Euophrys nana is a small light spider with a body divided into two main parts: a broader oval cephalothorax and longer abdomen. The male has a cephalothorax that is typically 1 mm long, while the abdomen is 1.5 mm long, both measuring 1.1 mm in width. The carapace, the hard upper part of the cephalothorax, is brown with a broad diffused yellow stripe that runs from the front to the back and a covering of white hairs. The eye field is darker with denser hairs and black rings around the eyes themselves. The underside of the cephalothorax, or sternum, is yellowish-brown, as is the spider's face, or clypeus, and chelicerae. The clypeus have occasional white hairs and brown bristles. The chelicerae has a large fang and three small teeth.

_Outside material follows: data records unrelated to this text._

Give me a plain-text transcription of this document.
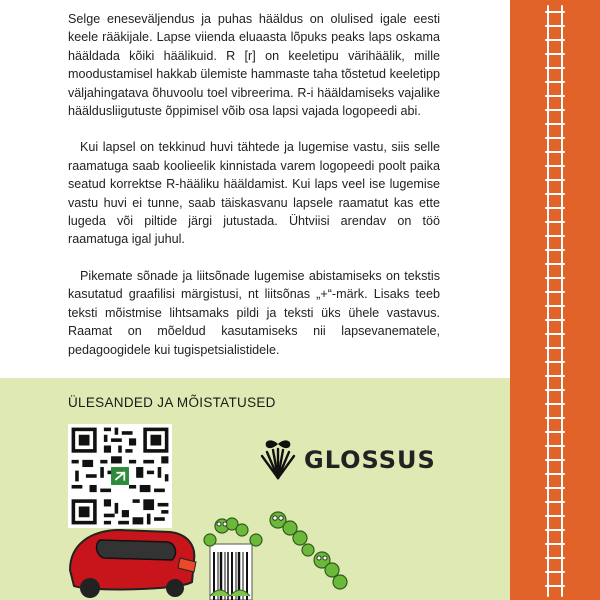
Selge eneseväljendus ja puhas hääldus on olulised igale eesti keele rääkijale. Lapse viienda eluaasta lõpuks peaks laps oskama hääldada kõiki häälikuid. R [r] on keeletipu värihäälik, mille moodustamisel hakkab ülemiste hammaste taha tõstetud keeletipp väljahingatava õhuvoolu toel vibreerima. R-i hääldamiseks vajalike hääldusliigutuste õppimisel võib osa lapsi vajada logopeedi abi.

Kui lapsel on tekkinud huvi tähtede ja lugemise vastu, siis selle raamatuga saab koolieelik kinnistada varem logopeedi poolt paika seatud korrektse R-hääliku hääldamist. Kui laps veel ise lugemise vastu huvi ei tunne, saab täiskasvanu lapsele raamatut kas ette lugeda või piltide järgi jutustada. Ühtviisi arendav on töö raamatuga igal juhul.

Pikemate sõnade ja liitsõnade lugemise abistamiseks on tekstis kasutatud graafilisi märgistusi, nt liitsõnas „+“-märk. Lisaks teeb teksti mõistmise lihtsamaks pildi ja teksti üks ühele vastavus. Raamat on mõeldud kasutamiseks nii lapsevanematele, pedagoogidele kui tugispetsialistidele.

ÜLESANDED JA MÕISTATUSED
GLOSSUS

The spider's abdomen is larger and less shiny than its carapace. The top is whitish-yellow with a pattern of two brown stripes that run down from the front to back the striped pattern continues to the sides, which continue the white and brown stripes to the underside, which has a single brown stripe down the middle. It is this pattern that most easily differentiates the species from the related Euophrys subtilis. Euophrys nana has greyish-yellow covers to its book lungs and brownish-yellow spinnerets. Its legs have light yellow femora, the remainder of the front legs being brown and the other legs light yellow. The pedipalps are generally yellowish.

The spider has distinctive copulatory organs. Only the male has been described, but this is sufficient to be able to show how the species differs from other Euophrys spiders. While it has the elongated oval palpal bulb typical for the genus, the embolus that emanates from its top is very unusual. It is very thin and long, with a distinctive curve and an initial loop hidden inside a shallow indentation in the bulb. The palpal tibia is small and has a small protrusion, or tibial apophysis. The long thin nature of the embolus is key to distinguishing the spider from related species.

==Distribution and habitat==
Euophrys spiders live across the world, although those found in North America may be accidental migrants and those in Central and South America misidentifications. In Africa, they are mainly found in the southern part of the continent. Euophrys nana is endemic to South Africa. It has been found only in Western Cape. The male holotype was discovered in 1994 near George. During the winter rain that is typical of the Mediterranean climate of the region, it can be seen in fynbos.